The iPhone Lost Market Share in Q4? Who Cares?
In its fourth quarter, Apple shipped some 8.7 million iPhones–nearly double the number shipped in the same quarter a year earlier and 18 percent more than it shipped in the previous quarter. Impressive gains by any measure. Interesting to learn, then, that the device actually lost market share.
According to ABI Research, the iPhone’s share of the worldwide smartphone market in Q4 2009 slipped to 16.6 percent from 18.1 percent in the previous quarter.
Now, while it’s certainly ironic to lose market share in a record quarter, it’s important to keep a few things in mind.
First, counting units sold is just one measure of a device’s success at market. Another measure worth considering is profits relative to revenue. And according to some analysis we’ve discussed here before, Apple (AAPL) claims an inordinate share of the handset industry’s profits.
Second, iPhone sales typically spike in the third quarter–the first full quarter after the latest iPhone launch (in this case, the 3G S), and then taper off slightly after that.
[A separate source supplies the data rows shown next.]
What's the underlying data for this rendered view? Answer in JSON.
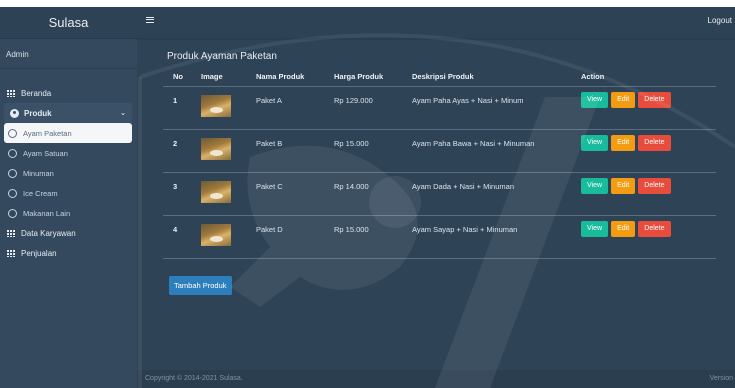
{
  "sidebar": {
    "brand": "Sulasa",
    "user": "Admin",
    "items": [
      {
        "label": "Beranda",
        "icon": "grid-icon"
      },
      {
        "label": "Produk",
        "icon": "gauge-icon",
        "expanded": true
      },
      {
        "label": "Data Karyawan",
        "icon": "grid-icon"
      },
      {
        "label": "Penjualan",
        "icon": "grid-icon"
      }
    ],
    "produk_sub": [
      {
        "label": "Ayam Paketan",
        "active": true
      },
      {
        "label": "Ayam Satuan"
      },
      {
        "label": "Minuman"
      },
      {
        "label": "Ice Cream"
      },
      {
        "label": "Makanan Lain"
      }
    ]
  },
  "topbar": {
    "menu_icon": "hamburger-icon",
    "logout": "Logout"
  },
  "main": {
    "title": "Produk Ayaman Paketan",
    "columns": [
      "No",
      "Image",
      "Nama Produk",
      "Harga Produk",
      "Deskripsi Produk",
      "Action"
    ],
    "rows": [
      {
        "no": "1",
        "nama": "Paket A",
        "harga": "Rp 129.000",
        "deskripsi": "Ayam Paha Ayas + Nasi + Minum"
      },
      {
        "no": "2",
        "nama": "Paket B",
        "harga": "Rp 15.000",
        "deskripsi": "Ayam Paha Bawa + Nasi + Minuman"
      },
      {
        "no": "3",
        "nama": "Paket C",
        "harga": "Rp 14.000",
        "deskripsi": "Ayam Dada + Nasi + Minuman"
      },
      {
        "no": "4",
        "nama": "Paket D",
        "harga": "Rp 15.000",
        "deskripsi": "Ayam Sayap + Nasi + Minuman"
      }
    ],
    "actions": {
      "view": "View",
      "edit": "Edit",
      "delete": "Delete"
    },
    "add_button": "Tambah Produk"
  },
  "footer": {
    "copyright": "Copyright © 2014-2021 Sulasa.",
    "version": "Version"
  },
  "colors": {
    "view": "#18bc9c",
    "edit": "#f39c12",
    "delete": "#e74c3c",
    "primary": "#2c7fbc"
  }
}
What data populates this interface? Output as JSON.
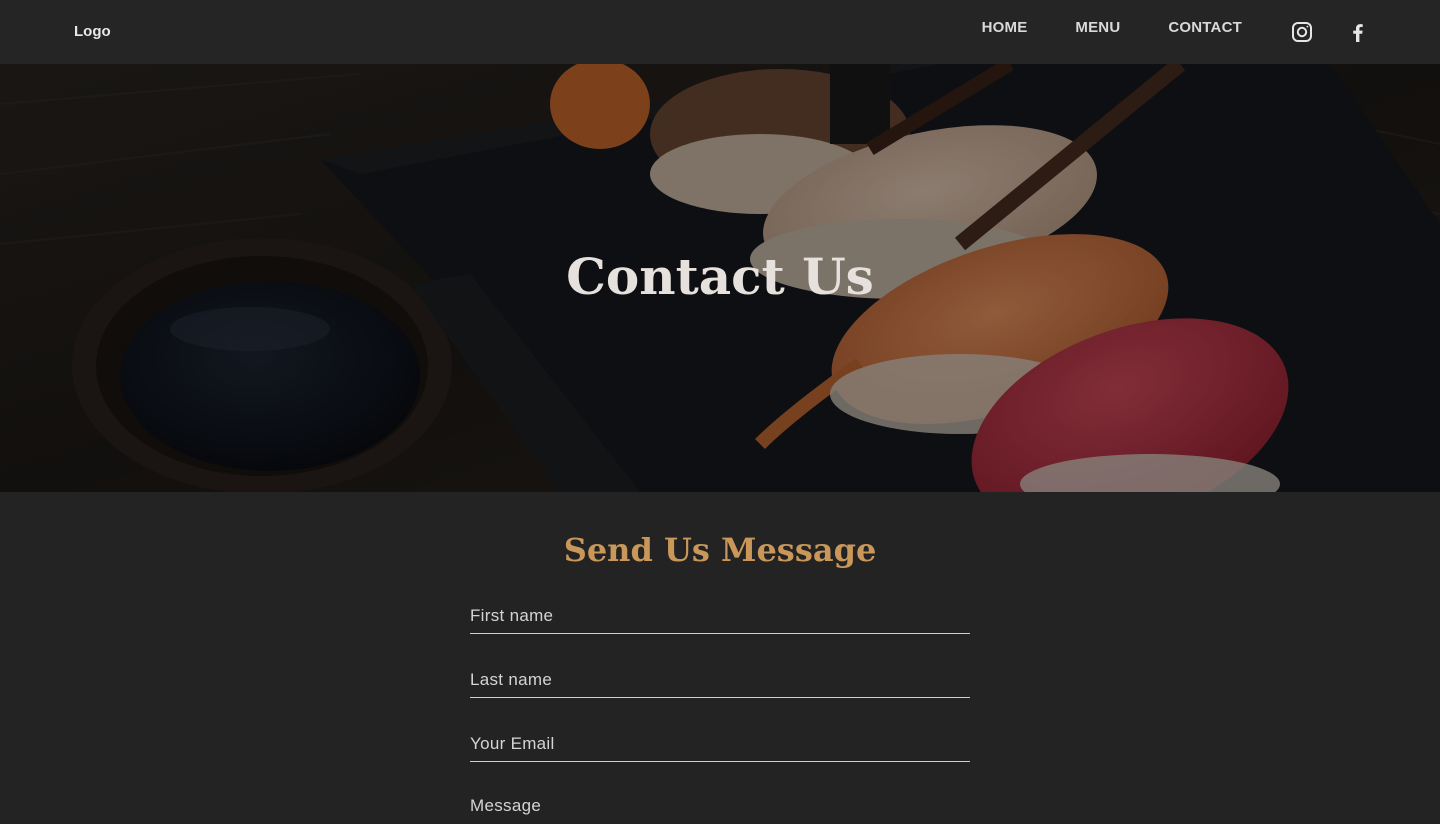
{
  "header": {
    "logo": "Logo",
    "nav": {
      "home": "HOME",
      "menu": "MENU",
      "contact": "CONTACT"
    },
    "social": {
      "instagram_icon": "instagram-icon",
      "facebook_icon": "facebook-icon"
    }
  },
  "hero": {
    "title": "Contact Us"
  },
  "form": {
    "title": "Send Us Message",
    "first_name_placeholder": "First name",
    "last_name_placeholder": "Last name",
    "email_placeholder": "Your Email",
    "message_placeholder": "Message"
  },
  "colors": {
    "header_bg": "#252525",
    "page_bg": "#232323",
    "accent": "#c9975a",
    "text_light": "#d9d9d9"
  }
}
They did so after the 3G debuted, and they’ll almost certainly do so again when the company launches the device’s next iteration.
Finally, the fact that Apple has managed to claim 16.6 percent of a market in which it had no presence whatsoever three years ago and that it did so with a single device is astonishing.
So, does loss of market share signify the beginning of a decline in the iPhone’s popularity or the profits it generates for Apple? Not likely.